A health worker shows a vial of the Oxford-AstraZeneca vaccine for COVID-19 being used during a priority vaccination program for the elderly at a vaccination center in Rio de Janeiro, Brazil, Monday. Associated Press.

COVID-19 vaccines are finally available, and while that is an important step in mitigating the pandemic, there are still hindrances in the system that need to be dealt with.

According to reporting by the New York Times on Wednesday, as of Jan. 22, 39.9 million doses had been distributed while only 19.1 million doses had been administered. This begs the question: why aren’t these vaccines making it to those in need?

In Texas, one solution could be opening up who is eligible for vaccination.

“All providers that have received COVID-19 vaccine must immediately vaccinate healthcare workers, Texans over the age of 65, and people with medical conditions that put them at a greater risk of severe disease or death from COVID-19,” DSHS Commissioner Dr. John Hellerstedt said on the Texas Vaccine Information webpage. “No vaccine should be kept in reserve.”

That last line puts a kink in the hose. According to reporting by the Austin American-Statesman, two million Texans had been vaccinated by Thursday, while another 1.2 million doses remained unused, though there is speculation the number is due to reporting delays.

Constraints in vaccination allowance stretch farther than Texas’ borders. In New York state, Gov. Andrew Cuomo lifted restrictions twice in a span of three days after complaints from healthcare workers explaining the wasted vaccines they threw out each night. California followed a similar pattern.

Of course people with underlying health conditions and those at high risk for a severe reaction to the coronavirus should be first in line, but why can’t there be a protocol in place for when people cancel appointments to where people off the street can get vaccinated before doses go bad?

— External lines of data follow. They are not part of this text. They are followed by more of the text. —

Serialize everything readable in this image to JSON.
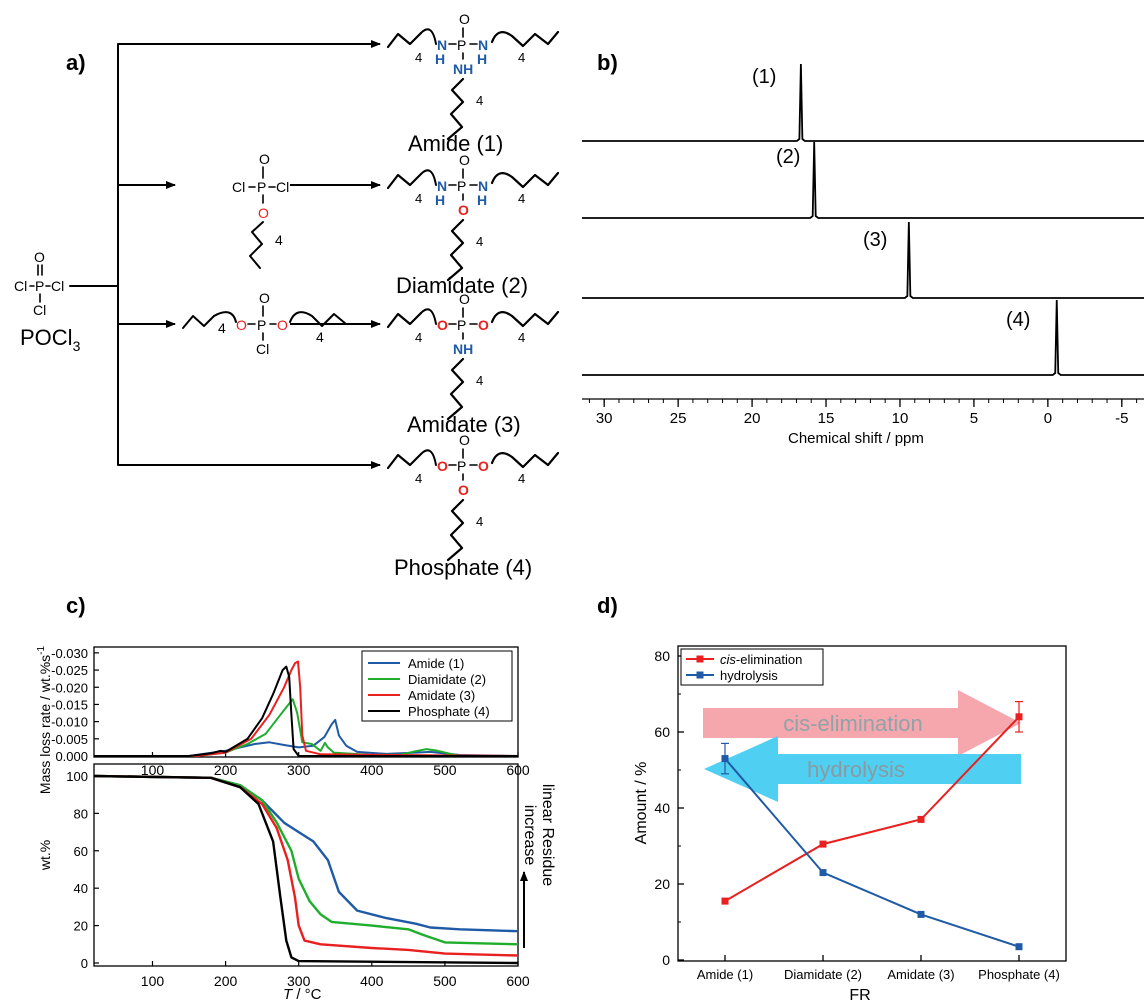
{
  "panels": {
    "a": "a)",
    "b": "b)",
    "c": "c)",
    "d": "d)"
  },
  "scheme": {
    "reagent_label": "POCl",
    "reagent_sub": "3",
    "compounds": [
      "Amide (1)",
      "Diamidate (2)",
      "Amidate (3)",
      "Phosphate (4)"
    ],
    "atoms": {
      "O": "O",
      "P": "P",
      "Cl": "Cl",
      "N": "N",
      "H": "H",
      "NH": "NH",
      "n": "4"
    }
  },
  "nmr": {
    "xlabel": "Chemical shift / ppm",
    "ticks": [
      30,
      25,
      20,
      15,
      10,
      5,
      0,
      -5
    ],
    "xlim": [
      31.5,
      -6.5
    ],
    "peaks": [
      {
        "label": "(1)",
        "shift": 16.7
      },
      {
        "label": "(2)",
        "shift": 15.8
      },
      {
        "label": "(3)",
        "shift": 9.4
      },
      {
        "label": "(4)",
        "shift": -0.6
      }
    ]
  },
  "tga": {
    "dtg_ylabel": "Mass loss rate / wt.%s",
    "dtg_ylabel_sup": "-1",
    "dtg_ticks": [
      "-0.030",
      "-0.025",
      "-0.020",
      "-0.015",
      "-0.010",
      "-0.005",
      "0.000"
    ],
    "wt_ylabel": "wt.%",
    "wt_ticks": [
      100,
      80,
      60,
      40,
      20,
      0
    ],
    "x_ticks": [
      100,
      200,
      300,
      400,
      500,
      600
    ],
    "xlabel_italic": "T",
    "xlabel_rest": " / °C",
    "xlim": [
      20,
      600
    ],
    "side_label_1": "linear Residue",
    "side_label_2": "increase",
    "series": [
      {
        "name": "Amide (1)",
        "color": "#1f5aa6",
        "dtg": [
          [
            20,
            0
          ],
          [
            150,
            0
          ],
          [
            200,
            0.0015
          ],
          [
            240,
            0.0035
          ],
          [
            260,
            0.004
          ],
          [
            280,
            0.0032
          ],
          [
            300,
            0.0025
          ],
          [
            320,
            0.003
          ],
          [
            335,
            0.0055
          ],
          [
            345,
            0.0092
          ],
          [
            350,
            0.0105
          ],
          [
            355,
            0.006
          ],
          [
            365,
            0.003
          ],
          [
            380,
            0.0012
          ],
          [
            420,
            0.0006
          ],
          [
            460,
            0.001
          ],
          [
            480,
            0.0012
          ],
          [
            520,
            0.0003
          ],
          [
            600,
            0
          ]
        ],
        "wt": [
          [
            20,
            100
          ],
          [
            180,
            99
          ],
          [
            220,
            95
          ],
          [
            250,
            87
          ],
          [
            280,
            75
          ],
          [
            300,
            70
          ],
          [
            320,
            65
          ],
          [
            340,
            55
          ],
          [
            355,
            38
          ],
          [
            380,
            28
          ],
          [
            420,
            24
          ],
          [
            460,
            21
          ],
          [
            480,
            19
          ],
          [
            520,
            18
          ],
          [
            600,
            17
          ]
        ]
      },
      {
        "name": "Diamidate (2)",
        "color": "#1fae2c",
        "dtg": [
          [
            20,
            0
          ],
          [
            160,
            0
          ],
          [
            200,
            0.001
          ],
          [
            230,
            0.0035
          ],
          [
            255,
            0.0065
          ],
          [
            275,
            0.012
          ],
          [
            288,
            0.0155
          ],
          [
            292,
            0.0165
          ],
          [
            298,
            0.0125
          ],
          [
            305,
            0.004
          ],
          [
            318,
            0.0035
          ],
          [
            330,
            0.0015
          ],
          [
            336,
            0.0038
          ],
          [
            340,
            0.0025
          ],
          [
            348,
            0.001
          ],
          [
            400,
            0.0003
          ],
          [
            440,
            0.0004
          ],
          [
            460,
            0.0014
          ],
          [
            475,
            0.002
          ],
          [
            490,
            0.0015
          ],
          [
            520,
            0
          ],
          [
            600,
            0
          ]
        ],
        "wt": [
          [
            20,
            100
          ],
          [
            180,
            99
          ],
          [
            220,
            95
          ],
          [
            250,
            87
          ],
          [
            270,
            75
          ],
          [
            290,
            60
          ],
          [
            300,
            45
          ],
          [
            315,
            33
          ],
          [
            330,
            26
          ],
          [
            345,
            22
          ],
          [
            400,
            20
          ],
          [
            450,
            18
          ],
          [
            470,
            15
          ],
          [
            500,
            11
          ],
          [
            600,
            10
          ]
        ]
      },
      {
        "name": "Amidate (3)",
        "color": "#e8201f",
        "dtg": [
          [
            20,
            0
          ],
          [
            160,
            0
          ],
          [
            200,
            0.001
          ],
          [
            235,
            0.005
          ],
          [
            260,
            0.012
          ],
          [
            280,
            0.02
          ],
          [
            290,
            0.025
          ],
          [
            295,
            0.027
          ],
          [
            299,
            0.0275
          ],
          [
            302,
            0.02
          ],
          [
            305,
            0.006
          ],
          [
            310,
            0.0015
          ],
          [
            330,
            0.0005
          ],
          [
            600,
            0
          ]
        ],
        "wt": [
          [
            20,
            100
          ],
          [
            180,
            99
          ],
          [
            220,
            94
          ],
          [
            250,
            85
          ],
          [
            270,
            72
          ],
          [
            285,
            55
          ],
          [
            295,
            35
          ],
          [
            300,
            20
          ],
          [
            308,
            12
          ],
          [
            330,
            10
          ],
          [
            400,
            8
          ],
          [
            450,
            7
          ],
          [
            500,
            5
          ],
          [
            600,
            4
          ]
        ]
      },
      {
        "name": "Phosphate (4)",
        "color": "#000000",
        "dtg": [
          [
            20,
            0
          ],
          [
            150,
            0
          ],
          [
            180,
            0.0008
          ],
          [
            193,
            0.0015
          ],
          [
            200,
            0.0012
          ],
          [
            230,
            0.005
          ],
          [
            250,
            0.011
          ],
          [
            265,
            0.018
          ],
          [
            278,
            0.025
          ],
          [
            283,
            0.026
          ],
          [
            287,
            0.023
          ],
          [
            290,
            0.012
          ],
          [
            293,
            0.002
          ],
          [
            300,
            0
          ],
          [
            600,
            0
          ]
        ],
        "wt": [
          [
            20,
            100
          ],
          [
            180,
            99
          ],
          [
            220,
            94
          ],
          [
            245,
            85
          ],
          [
            265,
            65
          ],
          [
            275,
            35
          ],
          [
            283,
            12
          ],
          [
            290,
            3
          ],
          [
            300,
            1
          ],
          [
            600,
            0
          ]
        ]
      }
    ]
  },
  "chart_data": {
    "type": "line",
    "categories": [
      "Amide (1)",
      "Diamidate (2)",
      "Amidate (3)",
      "Phosphate (4)"
    ],
    "xlabel": "FR",
    "ylabel": "Amount / %",
    "ylim": [
      0,
      80
    ],
    "yticks": [
      0,
      20,
      40,
      60,
      80
    ],
    "legend_placement": "top-left",
    "series": [
      {
        "name_italic": "cis",
        "name_rest": "-elimination",
        "color": "#e8201f",
        "values": [
          15.5,
          30.5,
          37,
          64
        ],
        "errors": [
          0,
          0,
          0,
          4
        ]
      },
      {
        "name": "hydrolysis",
        "color": "#1f5aa6",
        "values": [
          53,
          23,
          12,
          3.5
        ],
        "errors": [
          4,
          0,
          0,
          0
        ]
      }
    ],
    "arrows": [
      {
        "label": "cis-elimination",
        "color": "#f6a6ad",
        "text_color": "#8fa3a8",
        "direction": "right"
      },
      {
        "label": "hydrolysis",
        "color": "#4fd0f2",
        "text_color": "#8a9aa0",
        "direction": "left"
      }
    ]
  }
}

The underlying issue behind the lack of a cohesive plan for vaccine rollout from state to state is the lack of guidance the federal government had in place prior to President Joe Biden’s inauguration. Ron Klain, Biden’s chief of staff, confirmed the suspicions on NBC’s “Meet the Press.”

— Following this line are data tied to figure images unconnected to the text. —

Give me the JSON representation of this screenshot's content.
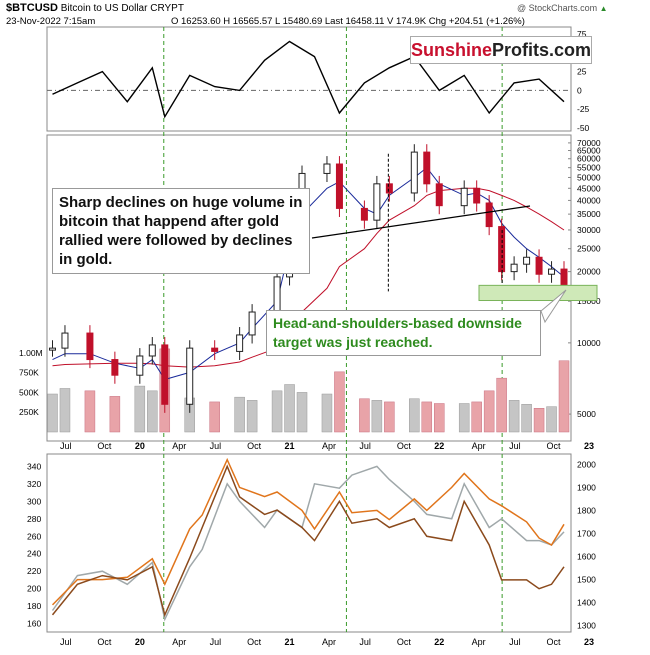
{
  "header": {
    "symbol": "$BTCUSD",
    "name": "Bitcoin to US Dollar",
    "exchange": "CRYPT",
    "date": "23-Nov-2022 7:15am",
    "quote": "O 16253.60  H 16565.57  L 15480.69  Last 16458.11  V 174.9K  Chg +204.51 (+1.26%)",
    "watermark": "@ StockCharts.com",
    "arrow": "▲"
  },
  "brand": {
    "part1": "Sunshine",
    "part2": "Profits.com",
    "color1": "#c8102e",
    "color2": "#222222"
  },
  "annotations": {
    "left_note": "Sharp declines on huge volume in bitcoin that happend after gold rallied were followed by declines in gold.",
    "right_note": "Head-and-shoulders-based downside target was just reached.",
    "right_note_color": "#2e8b1e"
  },
  "chart_data": [
    {
      "type": "line",
      "panel": "momentum oscillator",
      "yticks": [
        75,
        50,
        25,
        0,
        -25,
        -50
      ],
      "ylim": [
        -50,
        75
      ],
      "zero_line": true,
      "x": [
        "2019-06",
        "2019-08",
        "2019-10",
        "2019-12",
        "2020-02",
        "2020-03",
        "2020-05",
        "2020-07",
        "2020-09",
        "2020-11",
        "2021-01",
        "2021-03",
        "2021-05",
        "2021-07",
        "2021-09",
        "2021-11",
        "2022-01",
        "2022-03",
        "2022-05",
        "2022-07",
        "2022-09",
        "2022-11"
      ],
      "values": [
        -5,
        10,
        25,
        -15,
        30,
        -35,
        20,
        5,
        0,
        40,
        65,
        45,
        -30,
        10,
        30,
        45,
        0,
        20,
        -30,
        10,
        15,
        -15
      ]
    },
    {
      "type": "candlestick",
      "panel": "price",
      "title": "$BTCUSD",
      "scale": "log",
      "yticks": [
        70000,
        65000,
        60000,
        55000,
        50000,
        45000,
        40000,
        35000,
        30000,
        25000,
        20000,
        15000,
        10000,
        5000
      ],
      "volume_ticks": [
        "1.00M",
        "750K",
        "500K",
        "250K"
      ],
      "x_ticks": [
        "Jul",
        "Oct",
        "20",
        "Apr",
        "Jul",
        "Oct",
        "21",
        "Apr",
        "Jul",
        "Oct",
        "22",
        "Apr",
        "Jul",
        "Oct",
        "23"
      ],
      "x": [
        "2019-06",
        "2019-07",
        "2019-09",
        "2019-11",
        "2020-01",
        "2020-02",
        "2020-03",
        "2020-05",
        "2020-07",
        "2020-09",
        "2020-10",
        "2020-12",
        "2021-01",
        "2021-02",
        "2021-04",
        "2021-05",
        "2021-07",
        "2021-08",
        "2021-09",
        "2021-11",
        "2021-12",
        "2022-01",
        "2022-03",
        "2022-04",
        "2022-05",
        "2022-06",
        "2022-07",
        "2022-08",
        "2022-09",
        "2022-10",
        "2022-11"
      ],
      "close": [
        9500,
        11000,
        8500,
        7300,
        8800,
        9800,
        5500,
        9500,
        9200,
        10800,
        13500,
        19000,
        33000,
        52000,
        57000,
        37000,
        33000,
        47000,
        43000,
        64000,
        47000,
        38000,
        45000,
        39000,
        31000,
        20000,
        21500,
        23000,
        19500,
        20500,
        16458
      ],
      "ma_slow": [
        8000,
        8100,
        8150,
        8200,
        8200,
        8150,
        8000,
        7900,
        8000,
        8300,
        8700,
        9500,
        11000,
        13500,
        17000,
        21000,
        25000,
        29000,
        33000,
        38000,
        42000,
        44000,
        45000,
        45000,
        44000,
        42000,
        40000,
        37500,
        35000,
        32500,
        30000
      ],
      "ma_fast": [
        8500,
        9000,
        9000,
        8200,
        7800,
        8500,
        7000,
        7500,
        9000,
        10000,
        11500,
        15000,
        25000,
        35000,
        45000,
        48000,
        37000,
        35000,
        42000,
        50000,
        55000,
        47000,
        42000,
        43000,
        40000,
        32000,
        28000,
        25000,
        23000,
        21000,
        19000
      ],
      "volume_k": [
        480,
        550,
        520,
        450,
        580,
        520,
        1050,
        430,
        380,
        440,
        400,
        520,
        600,
        500,
        480,
        760,
        420,
        400,
        380,
        420,
        380,
        360,
        360,
        380,
        520,
        680,
        400,
        350,
        300,
        320,
        900
      ]
    },
    {
      "type": "line",
      "panel": "gold vs comparison",
      "yticks_left": [
        340,
        320,
        300,
        280,
        260,
        240,
        220,
        200,
        180,
        160
      ],
      "yticks_right": [
        2000,
        1900,
        1800,
        1700,
        1600,
        1500,
        1400,
        1300
      ],
      "x_ticks": [
        "Jul",
        "Oct",
        "20",
        "Apr",
        "Jul",
        "Oct",
        "21",
        "Apr",
        "Jul",
        "Oct",
        "22",
        "Apr",
        "Jul",
        "Oct",
        "23"
      ],
      "x": [
        "2019-06",
        "2019-08",
        "2019-10",
        "2019-12",
        "2020-02",
        "2020-03",
        "2020-05",
        "2020-06",
        "2020-08",
        "2020-09",
        "2020-11",
        "2020-12",
        "2021-02",
        "2021-03",
        "2021-05",
        "2021-06",
        "2021-08",
        "2021-09",
        "2021-11",
        "2021-12",
        "2022-02",
        "2022-03",
        "2022-05",
        "2022-06",
        "2022-08",
        "2022-09",
        "2022-10",
        "2022-11"
      ],
      "series": [
        {
          "color": "#a0a8aa",
          "values": [
            175,
            215,
            220,
            205,
            230,
            165,
            225,
            245,
            320,
            300,
            270,
            290,
            270,
            320,
            315,
            330,
            340,
            325,
            300,
            285,
            280,
            320,
            270,
            280,
            255,
            255,
            250,
            265
          ]
        },
        {
          "color": "#e0751c",
          "values": [
            1390,
            1500,
            1500,
            1510,
            1590,
            1480,
            1720,
            1780,
            2020,
            1900,
            1860,
            1880,
            1800,
            1720,
            1880,
            1790,
            1800,
            1760,
            1850,
            1800,
            1900,
            1960,
            1850,
            1820,
            1750,
            1680,
            1650,
            1740
          ]
        },
        {
          "color": "#8b4a1c",
          "values": [
            170,
            205,
            215,
            210,
            225,
            170,
            235,
            270,
            340,
            305,
            285,
            290,
            270,
            255,
            300,
            275,
            280,
            270,
            280,
            260,
            255,
            300,
            250,
            210,
            210,
            200,
            205,
            225
          ]
        }
      ]
    }
  ]
}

“The process to distribute the vaccine, particularly outside of nursing homes and hospitals out into the community as a whole, did not really exist when we came into the White House,” Klain said.

During his first week in office, Biden signed a slew of executive orders, some relating to how to get the vaccine to as many people as possible, including authorizing the use of the Defense Production Act to secure supplies for healthcare workers.

Hopefully, in the coming weeks, with a new administration at the helm, a more cohesive national plan will take hold that will serve the people better. Until then, keep pressuring local officials to figure out how to keep waste to a minimum.